The readings of this penultimate Sunday of the year certainly are of the nature of proclaiming ‘The End of the World.’ It’s typical of the end of the Church year to hear such readings … Jesus speaks of “wars and revolutions, … earthquakes, plagues and famines” — calamities that indeed we seem to see around us without fail as we watch/read/listen to the news. But, as Jesus also said, “The end is not so soon.” We wait in faith and hope … The Church has a concern for these things, the things the world suffers, but knows that all things can only find their solution in Christ.
The final document of the Second Vatican Council that I want to speak about in this cycle on the ‘Year of Faith’ is the ambitious, ‘Pastoral’ Constitution ‘On the Faith in the Modern World’ which runs to some 99 pages. It was a document discussed in the latter sessions of the Council, and only promulgated on the very last day of Vatican II, 7th December 1965. It was an attempt by the Council to ‘reach out,’ as it were, to people of all nations and religions, and state how the Church sees mankind, human life, the world, and its destiny. It was designed to express both principles and practical aspects of the Church’s approach to the problems of the world. The opening words of the document are very beautiful:
The joy and hope, the grief and anguish of the men of our time, especially of those who are poor or afflicted in any way, are the joy and hope, the grief and anguish of the followers of Christ as well. Nothing that is genuinely human fails to find an echo in their hearts. For theirs is a community composed of men, of men who united in Christ and guided by the Holy Spirit, press onwards towards the Kingdom of the Father, and are the bearers of a message of salvation intended for all men. That is why Christians cherish a feeling of deep solidarity with the human race and its history.

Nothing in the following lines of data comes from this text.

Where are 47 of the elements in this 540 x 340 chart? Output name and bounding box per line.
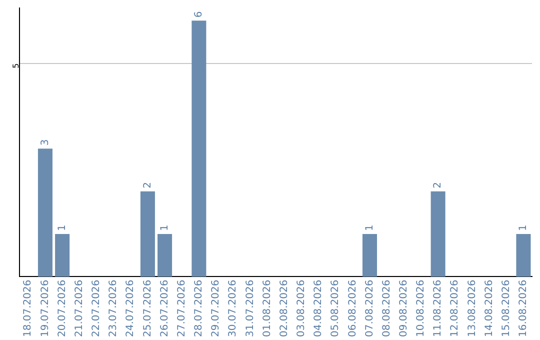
x-tick-label: 13.08.2026 (466, 280, 478, 338)
x-tick-label: 15.08.2026 (500, 280, 512, 338)
x-tick-label: 16.08.2026 (518, 280, 530, 338)
x-tick-label: 20.07.2026 (56, 280, 68, 338)
bar (55, 234, 70, 277)
data-label: 1 (518, 224, 530, 232)
data-label: 3 (40, 139, 51, 146)
data-label: 2 (142, 182, 154, 188)
x-tick-label: 09.08.2026 (398, 280, 410, 338)
x-tick-label: 29.07.2026 (210, 280, 222, 338)
x-tick-label: 19.07.2026 (40, 280, 51, 338)
data-label: 1 (364, 224, 376, 232)
x-tick-label: 12.08.2026 (450, 280, 461, 338)
bar (158, 234, 172, 277)
x-tick-label: 08.08.2026 (381, 280, 392, 338)
x-tick-label: 03.08.2026 (296, 280, 308, 338)
x-tick-label: 11.08.2026 (432, 280, 444, 338)
x-tick-label: 26.07.2026 (159, 280, 170, 338)
bar (192, 20, 206, 277)
bar (140, 191, 155, 277)
x-tick-label: 22.07.2026 (91, 280, 102, 338)
bar (362, 234, 377, 277)
x-tick-label: 02.08.2026 (278, 280, 290, 338)
data-label: 1 (159, 224, 170, 232)
x-tick-label: 21.07.2026 (74, 280, 85, 338)
y-tick-label: 5 (12, 63, 21, 68)
x-tick-label: 06.08.2026 (347, 280, 358, 338)
x-tick-label: 14.08.2026 (484, 280, 495, 338)
x-tick-label: 30.07.2026 (228, 280, 239, 338)
x-tick-label: 10.08.2026 (416, 280, 427, 338)
x-tick-label: 04.08.2026 (313, 280, 324, 338)
x-tick-label: 31.07.2026 (244, 280, 256, 338)
x-tick-label: 01.08.2026 (262, 280, 273, 338)
bar (38, 148, 52, 277)
x-tick-label: 28.07.2026 (194, 280, 205, 338)
bar (516, 234, 531, 277)
x-tick-label: 07.08.2026 (364, 280, 376, 338)
x-tick-label: 23.07.2026 (108, 280, 120, 338)
data-label: 1 (56, 224, 68, 232)
x-tick-label: 24.07.2026 (125, 280, 136, 338)
x-tick-label: 18.07.2026 (22, 280, 34, 338)
x-tick-label: 05.08.2026 (330, 280, 342, 338)
data-label: 6 (194, 11, 205, 18)
data-label: 2 (432, 182, 444, 188)
bar (430, 191, 446, 277)
x-tick-label: 25.07.2026 (142, 280, 154, 338)
x-tick-label: 27.07.2026 (176, 280, 188, 338)
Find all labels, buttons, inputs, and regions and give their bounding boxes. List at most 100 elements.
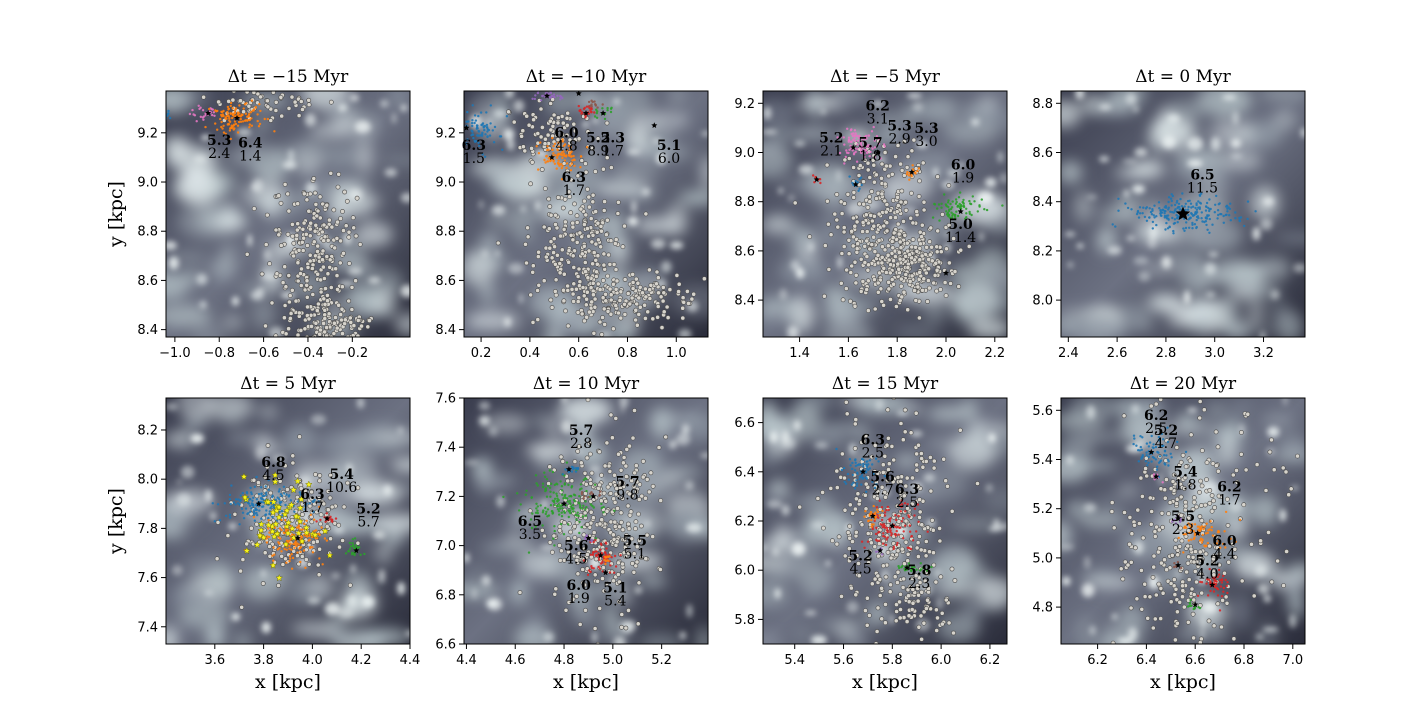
star-particle xyxy=(1227,650,1231,654)
star-particle xyxy=(869,540,874,546)
cluster-point xyxy=(874,532,878,536)
cluster-point xyxy=(223,502,226,505)
cluster-particles xyxy=(465,104,509,158)
cluster-point xyxy=(352,545,355,548)
star-particle xyxy=(334,340,338,344)
cluster-point xyxy=(875,483,878,486)
panel-title: Δt = −10 Myr xyxy=(526,67,647,87)
star-particle xyxy=(946,182,952,188)
star-particle xyxy=(850,539,855,544)
cluster-point xyxy=(587,112,590,115)
young-star-marker xyxy=(271,471,279,479)
star-particle xyxy=(604,155,610,161)
cluster-point xyxy=(948,216,952,219)
star-particle xyxy=(1308,544,1312,548)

The Catholic Church sees her mission as to all the world, not just to her own people, because our Saviour, Jesus Christ, is the one and only Saviour of humanity. Therefore, what we believe is a message that has to be translated into one for all the world to hear. This is the purpose of this final document of Vatican II.
Vatican II reminds us that the dignity of man’s calling is a high one, made in the image of God, and also through the loving partnership of marriage between a man and a woman. But man suffers divisions and struggles because of sin; he is drawn to do those things which he ought not to, and brings upon himself all sorts of misery. Man’s death, too, is an enigma, from which he understandably recoils, but which finds its only solution in the victory of Christ over death. But despite the challenges, the Church has much to offer to the world, to build up the whole human race in faith, solidarity, and hope.
The practical areas, in which the Council goes on to teach, are:
i. Marriage and Family Life — the Council is sure that the foundation of a world built on better principles has to start with the unit of the family, based on the unselfish, giving, love of a man and woman in married union.
ii. Development of Culture — by which the Council means the music, art, literature, science and other creative endeavours which are proper to mankind. These can be fulfilled in a positively Christian light, when they are seen as expressions of man’s intelligence given Him by a loving God.
iii. Economy and Social Life — the Council desired to express the dignity of human work,but the injustice of excessive economic differences, the yawning gap between rich and poor. The goods of the earth are there for us all, not for the few.
iv. Political Life — the Council encouraged participation of all people in the political process, so that Government can be representative of the people. The Council encourages us to vote and to make use of the freedoms we have, to use our social responsibility and to make life better for all citizens, remembering also that the whole human race is one family,and this trumps patriotism.
v. War and Peace — taking its lead from the great encyclical of Pope John, Pacem in Terris, the Council has strong words about the horror of war, and the urgent need to work unceasingly for peace between nations, and avoid the arms race and those constant tensions. The Council encourages international co-operation of the sort embodied in the United Nations, to resolve conflicts speedily and without bloodshed.
This great document makes a final call to harmony in the Church, that it might be the seed of unity and peace amongst man: In virtue of its mission to enlighten the whole world with the message of the Gospel and gather together in one Spirit all men of every nation, race and culture, the Church shows itself as a sign of the spirit of brotherhood which renders possible sincere dialogue and strengthens it. Vatican II ended, then on a note of great hope, that the Church continue its God-given mission to serve mankind, and bring all people to God, for peace and harmony. Let’s never lose this vision of the Council, that as the Church we offer the world all the good that God wants it to receive from Him in Christ.